Prof. Dr. Sulistiowati , S.H., M.Hum, Guru Besar FH UGM yang juga Pakar Hukum Perbankan dan Pasar Modal mengungkapkan semangat penggunaan teknologi untuk menyederhanakan proses melalui teknologi finansial (tekfin) sehingga kemungkinan penyimpangan tata kelola dapat diminimalkan. Meski begitu, transformasi dari manual menjadi elektronik tentu saja tidak hanya mengejar efisiensi, namun tetap harus memperhatikan prinsip-prinsip dan norma-norma hukum terkait, yaitu prinsip dan norma hukum di bidang hukum lembaga keuangan.
“Menggunakan teknologi blockchain sekalipun maka berbagai prinsip perbankan harus selalu dipegang dan diperhatikan, di antaranya kepercayaan, kehati-hatian, kerahasiaan, serta mengenal nasabah,” ucapnya.
Prinsip Kepercayaan, kata Sulistiowati, terbangun karena nasabah transfer dana menggunakan blockchain menjadikan transfer dana bersifat transparan, bilateral dan tidak dapat diubah.

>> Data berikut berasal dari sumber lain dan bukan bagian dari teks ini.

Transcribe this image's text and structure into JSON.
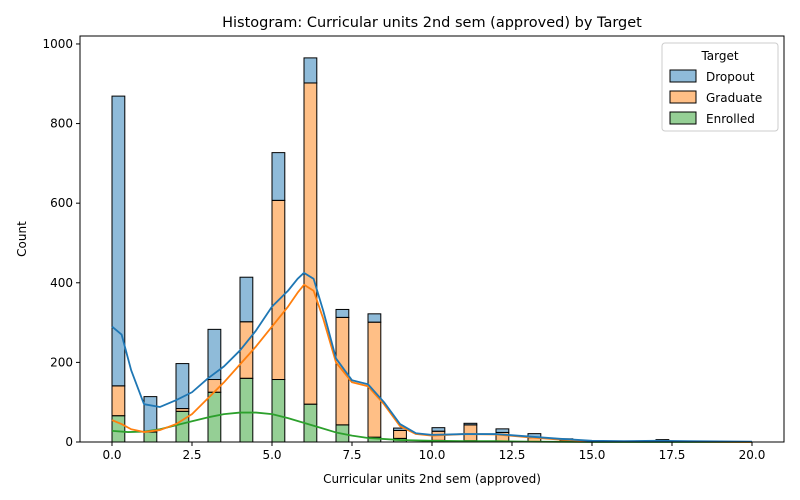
{
  "chart_data": {
    "type": "bar",
    "stacked": true,
    "title": "Histogram: Curricular units 2nd sem (approved) by Target",
    "xlabel": "Curricular units 2nd sem (approved)",
    "ylabel": "Count",
    "xlim": [
      -1.0,
      21.0
    ],
    "ylim": [
      0,
      1020
    ],
    "xticks": [
      0.0,
      2.5,
      5.0,
      7.5,
      10.0,
      12.5,
      15.0,
      17.5,
      20.0
    ],
    "xtick_labels": [
      "0.0",
      "2.5",
      "5.0",
      "7.5",
      "10.0",
      "12.5",
      "15.0",
      "17.5",
      "20.0"
    ],
    "yticks": [
      0,
      200,
      400,
      600,
      800,
      1000
    ],
    "ytick_labels": [
      "0",
      "200",
      "400",
      "600",
      "800",
      "1000"
    ],
    "grid": false,
    "bin_width": 0.4,
    "bin_starts": [
      0.0,
      1.0,
      2.0,
      3.0,
      4.0,
      5.0,
      6.0,
      7.0,
      8.0,
      8.8,
      10.0,
      11.0,
      12.0,
      13.0,
      14.0,
      17.0
    ],
    "series": [
      {
        "name": "Enrolled",
        "color": "#2ca02c",
        "values": [
          66,
          25,
          77,
          125,
          160,
          157,
          95,
          43,
          12,
          9,
          4,
          3,
          2,
          1,
          0,
          0
        ]
      },
      {
        "name": "Graduate",
        "color": "#ff7f0e",
        "values": [
          75,
          0,
          7,
          32,
          142,
          450,
          807,
          270,
          289,
          20,
          23,
          40,
          22,
          10,
          2,
          2
        ]
      },
      {
        "name": "Dropout",
        "color": "#1f77b4",
        "values": [
          728,
          89,
          113,
          126,
          112,
          120,
          63,
          20,
          21,
          6,
          9,
          4,
          9,
          10,
          6,
          4
        ]
      }
    ],
    "kde": [
      {
        "name": "Dropout",
        "color": "#1f77b4",
        "x": [
          0.0,
          0.3,
          0.6,
          1.0,
          1.5,
          2.0,
          2.5,
          3.0,
          3.5,
          4.0,
          4.5,
          5.0,
          5.5,
          5.8,
          6.0,
          6.3,
          6.6,
          7.0,
          7.5,
          8.0,
          8.5,
          9.0,
          9.5,
          10.0,
          11.0,
          12.0,
          13.0,
          14.0,
          15.0,
          16.0,
          17.0,
          18.0,
          20.0
        ],
        "y": [
          290,
          270,
          180,
          95,
          88,
          105,
          125,
          160,
          190,
          230,
          280,
          340,
          380,
          410,
          425,
          410,
          330,
          210,
          155,
          145,
          100,
          45,
          22,
          18,
          20,
          20,
          14,
          8,
          3,
          2,
          3,
          2,
          1
        ]
      },
      {
        "name": "Graduate",
        "color": "#ff7f0e",
        "x": [
          0.0,
          0.3,
          0.6,
          1.0,
          1.5,
          2.0,
          2.5,
          3.0,
          3.5,
          4.0,
          4.5,
          5.0,
          5.5,
          5.8,
          6.0,
          6.3,
          6.6,
          7.0,
          7.5,
          8.0,
          8.5,
          9.0,
          9.5,
          10.0,
          11.0,
          12.0,
          13.0,
          14.0,
          15.0,
          16.0,
          17.0,
          18.0,
          20.0
        ],
        "y": [
          55,
          45,
          32,
          25,
          30,
          45,
          70,
          110,
          150,
          195,
          240,
          290,
          340,
          375,
          395,
          380,
          310,
          200,
          150,
          140,
          95,
          40,
          20,
          16,
          20,
          19,
          12,
          6,
          2,
          1,
          2,
          1,
          0
        ]
      },
      {
        "name": "Enrolled",
        "color": "#2ca02c",
        "x": [
          0.0,
          0.5,
          1.0,
          1.5,
          2.0,
          2.5,
          3.0,
          3.5,
          4.0,
          4.5,
          5.0,
          5.5,
          6.0,
          6.5,
          7.0,
          7.5,
          8.0,
          9.0,
          10.0,
          11.0,
          12.0,
          13.0,
          15.0,
          20.0
        ],
        "y": [
          28,
          25,
          26,
          32,
          42,
          52,
          62,
          70,
          74,
          74,
          70,
          60,
          48,
          36,
          24,
          16,
          10,
          5,
          3,
          2,
          2,
          1,
          0,
          0
        ]
      }
    ],
    "legend": {
      "title": "Target",
      "placement": "top-right",
      "entries": [
        {
          "label": "Dropout",
          "color": "#1f77b4"
        },
        {
          "label": "Graduate",
          "color": "#ff7f0e"
        },
        {
          "label": "Enrolled",
          "color": "#2ca02c"
        }
      ]
    }
  }
}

Teknologi blockchain akan membantu bank untuk secara langsung mentransfer dana antara satu sama lain, lebih cepat dan lebih murah tanpa risiko pencurian atau penipuan.
“Karakteristik blockchain yang transparan dengan pembaruan hampir secara real time (dengan kronologis dan cap waktu) akan meningkatkan bank untuk mempertahankan kepercayaannya dari nasabah,” katanya.
Sementara itu terkait prinsip kehati –hatian maka teknologi blockchain pada transfer dana harus sesuai dengan peraturan perundang –undangan yang berlaku. Teknologi blockchain menggantikan bank koresponden dalam meneruskan transfer dana, dan teknologi blockchain melakukan analisis secara kuantitatif terhadap transaksi yang tercatat dalam blockchain .
“Pengisian data oleh para pihak yang tidak sesuai akan ditolak oleh blockchain secara otomatis,” ucapnya.
Sedangkan, prinsip kerahasiaan menjelaskan kerahasiaan pada teknologi blockchain berkaitan dengan data pribadi pihak yang melalukan transfer dana, aliran dana transfer, waktu dilakukannya transfer. Blockchain hanya bisa diakses oleh pihak bank, pihak perusahaan blockchain dan pihak lain yang diberi akses pada blockchain tersebut.
“Yang tak kalah penting prinsip mengenal nasabah, prinsip ini diterapkan bank untuk mencermati dan mengetahui identitas nasabah, memantau kegiatan transaksi nasabah, termasuk pelaporan transaksi yang diduga mencurigakan,” imbuhnya. (Humas UGM/ Agung)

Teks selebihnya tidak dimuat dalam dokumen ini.